Son incontables las imágenes que Pedro González nos ha dejado a quienes lo conocimos, lo tratamos y lo admiramos a lo largo del último medio siglo. Murió en La Laguna el último domingo, horas después de que le dedicaran una plaza en Madrid a su hijo Pedro, Pedro Zerolo, el gran activista social y político al que se deben libertades civiles ahora imborrables y ligadas a su memoria.

Ambas vidas quedan ligadas, pues, por esas dos fechas simbólicas, pero por mucho más. Pedro el padre fue también un activista civil, no sólo político; impulsó instituciones culturales y universitarias, dio entrada en sus páginas literarias (la Gaceta semanal de las artes de La Tarde) a todo el que tuviera algo que decir o inventar, creó con sus amigos de Nuestro Arte una editorial que editó, premió y agasajó a poetas y artistas de todas las tendencias y de todos los géneros... Fue, además, un gozne decisivo con la generación anterior (la de Gaceta de Arte, en la que estaban Domingo Pérez Minik, Eduardo Westerdahl, Pedro García Cabrera...), y procuró serlo también, para nuestro beneficio, con la generación que siguió.

Todo eso lo hizo con una energía que le sirvió, además, para ser uno de los pintores más prolíficos, profundos y leales a un estilo, el suyo, que hayan existido en el arte español del siglo XX. Y no se quedó ahí: era también un cuentista estupendo, lleno de la ironía que, por otra parte, estaba unida a su carácter de líder a veces sarcástico y burlón, pero también poseído de un enorme sentido del humor y de la ternura, que acentuó en sus últimos tiempos, cuando la salud ya no le ayudaba pero cuando siguió disfrutando de una familia ejemplar y de unas amistades que le fueron leales y gratas.

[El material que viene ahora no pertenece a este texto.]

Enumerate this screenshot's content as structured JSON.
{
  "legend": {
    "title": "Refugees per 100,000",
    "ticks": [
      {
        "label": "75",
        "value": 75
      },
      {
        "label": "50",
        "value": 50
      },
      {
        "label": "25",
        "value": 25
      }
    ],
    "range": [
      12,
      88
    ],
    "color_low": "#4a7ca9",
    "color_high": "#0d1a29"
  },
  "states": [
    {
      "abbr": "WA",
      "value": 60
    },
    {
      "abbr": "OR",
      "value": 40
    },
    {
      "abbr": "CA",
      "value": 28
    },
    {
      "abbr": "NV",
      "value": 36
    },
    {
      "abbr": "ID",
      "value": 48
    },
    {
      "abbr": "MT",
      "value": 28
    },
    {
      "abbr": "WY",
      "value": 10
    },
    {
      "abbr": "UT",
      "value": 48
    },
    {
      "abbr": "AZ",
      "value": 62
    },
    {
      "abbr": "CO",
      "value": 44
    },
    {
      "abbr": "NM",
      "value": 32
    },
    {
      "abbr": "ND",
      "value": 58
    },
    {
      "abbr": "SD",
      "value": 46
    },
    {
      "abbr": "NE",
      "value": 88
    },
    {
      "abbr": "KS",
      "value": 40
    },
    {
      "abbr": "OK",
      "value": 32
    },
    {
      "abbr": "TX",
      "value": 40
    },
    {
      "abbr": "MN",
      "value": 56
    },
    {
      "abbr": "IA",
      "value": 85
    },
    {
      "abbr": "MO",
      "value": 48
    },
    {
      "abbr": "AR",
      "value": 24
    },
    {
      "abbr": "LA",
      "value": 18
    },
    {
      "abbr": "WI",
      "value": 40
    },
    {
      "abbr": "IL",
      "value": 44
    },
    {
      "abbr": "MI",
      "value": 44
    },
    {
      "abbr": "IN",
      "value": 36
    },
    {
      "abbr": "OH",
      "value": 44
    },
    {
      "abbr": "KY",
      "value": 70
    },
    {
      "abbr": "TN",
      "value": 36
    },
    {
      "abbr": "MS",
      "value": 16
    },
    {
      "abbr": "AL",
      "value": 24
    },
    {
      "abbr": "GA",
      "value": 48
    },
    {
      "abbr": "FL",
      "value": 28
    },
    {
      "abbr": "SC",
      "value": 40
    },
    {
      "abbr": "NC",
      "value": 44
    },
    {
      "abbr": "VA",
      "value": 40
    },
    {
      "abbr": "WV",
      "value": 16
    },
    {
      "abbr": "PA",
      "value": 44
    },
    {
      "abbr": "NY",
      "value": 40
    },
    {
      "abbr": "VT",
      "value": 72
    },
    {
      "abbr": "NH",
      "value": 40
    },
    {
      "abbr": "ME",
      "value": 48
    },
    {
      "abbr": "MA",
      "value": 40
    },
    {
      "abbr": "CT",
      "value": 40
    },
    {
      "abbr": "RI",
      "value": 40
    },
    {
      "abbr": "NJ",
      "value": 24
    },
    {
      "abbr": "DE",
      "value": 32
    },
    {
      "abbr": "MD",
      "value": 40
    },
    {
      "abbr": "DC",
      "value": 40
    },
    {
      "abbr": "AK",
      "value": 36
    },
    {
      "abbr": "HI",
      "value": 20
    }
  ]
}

Hubo, claro, pesares en esa vida, como la temprana muerte de su mujer, con la que inauguró la bellísima casa lagunera que fue, además, su estudio hasta el final de sus días. Recuerdo con mucha nitidez, y esta es una de las imágenes de Pedro a las que aludía al principio, la inauguración de esa casa, hace quizá más de cuarenta años. En la zona que al principio dedicó a estudio (luego tuvo otro estudio, más aireado, más luminoso, al final de su vida) concentró a todo el mundo de la cultura; había pintores, escritores, periodistas, él iba de un lado a otro, con aquella ropa caribeña con la que se paseaba veloz por las tertulias de Santa Cruz, departiendo con unos y con otros, repartiendo con esa ironía su enorme inteligencia, su poder de seducción y su alegría.

Esa manera de ser, la alegría, no fue incompatible nunca en Pedro con el marchamo de exigencia que le dio sustancia a su liderazgo, cultural, social y político. Donde estaba era él quien mandaba, y sus amigos, que eran en cierto modo también sus seguidores (Julio Tovar, Enrique Lite...), lo entendían así, sin sentirse doblegados o minusvalorados: sentían que Pedro era el líder de aquel movimiento que se llamó Nuestro Arte, como Westerdahl y Pérez Minik lideraron el de Gaceta de Arte, y esa fue una de las razones por las que el proyecto fue de tan larga duración en un pueblo como el nuestro, tan dado a dejar a un lado lo que inicia.

Y esas actitudes las llevó luego a la Alcaldía de La Laguna, donde ya hemos tenido en democracia a dos artistas o intelectuales, Pedro y Elfidio Alonso. De esa época tengo yo otra imagen de Pedro. Fue junto al Instituto Cabrera Pinto, donde por cierto tuvo efecto su última gran exposición antológica, que se consideraba previa al museo que después nunca tuvo lugar.

Allí estaba Pedro, un mediodía, agachado en el suelo, en la posición del fontanero. Por azar pasé por el lugar, lo vi rodeado de otros operarios y cuando me vio se volvió a agachar diciendo, con esa ironía que tanto vamos a echar de menos los que aprendimos a reír con él:

-Aquí estamos, arreglando La Laguna.

Fue un hombre estupendo, un líder, una persona generosa y cabal. Uno de los canarios que más he admirado, una de las personas a las que más he querido en este mundo.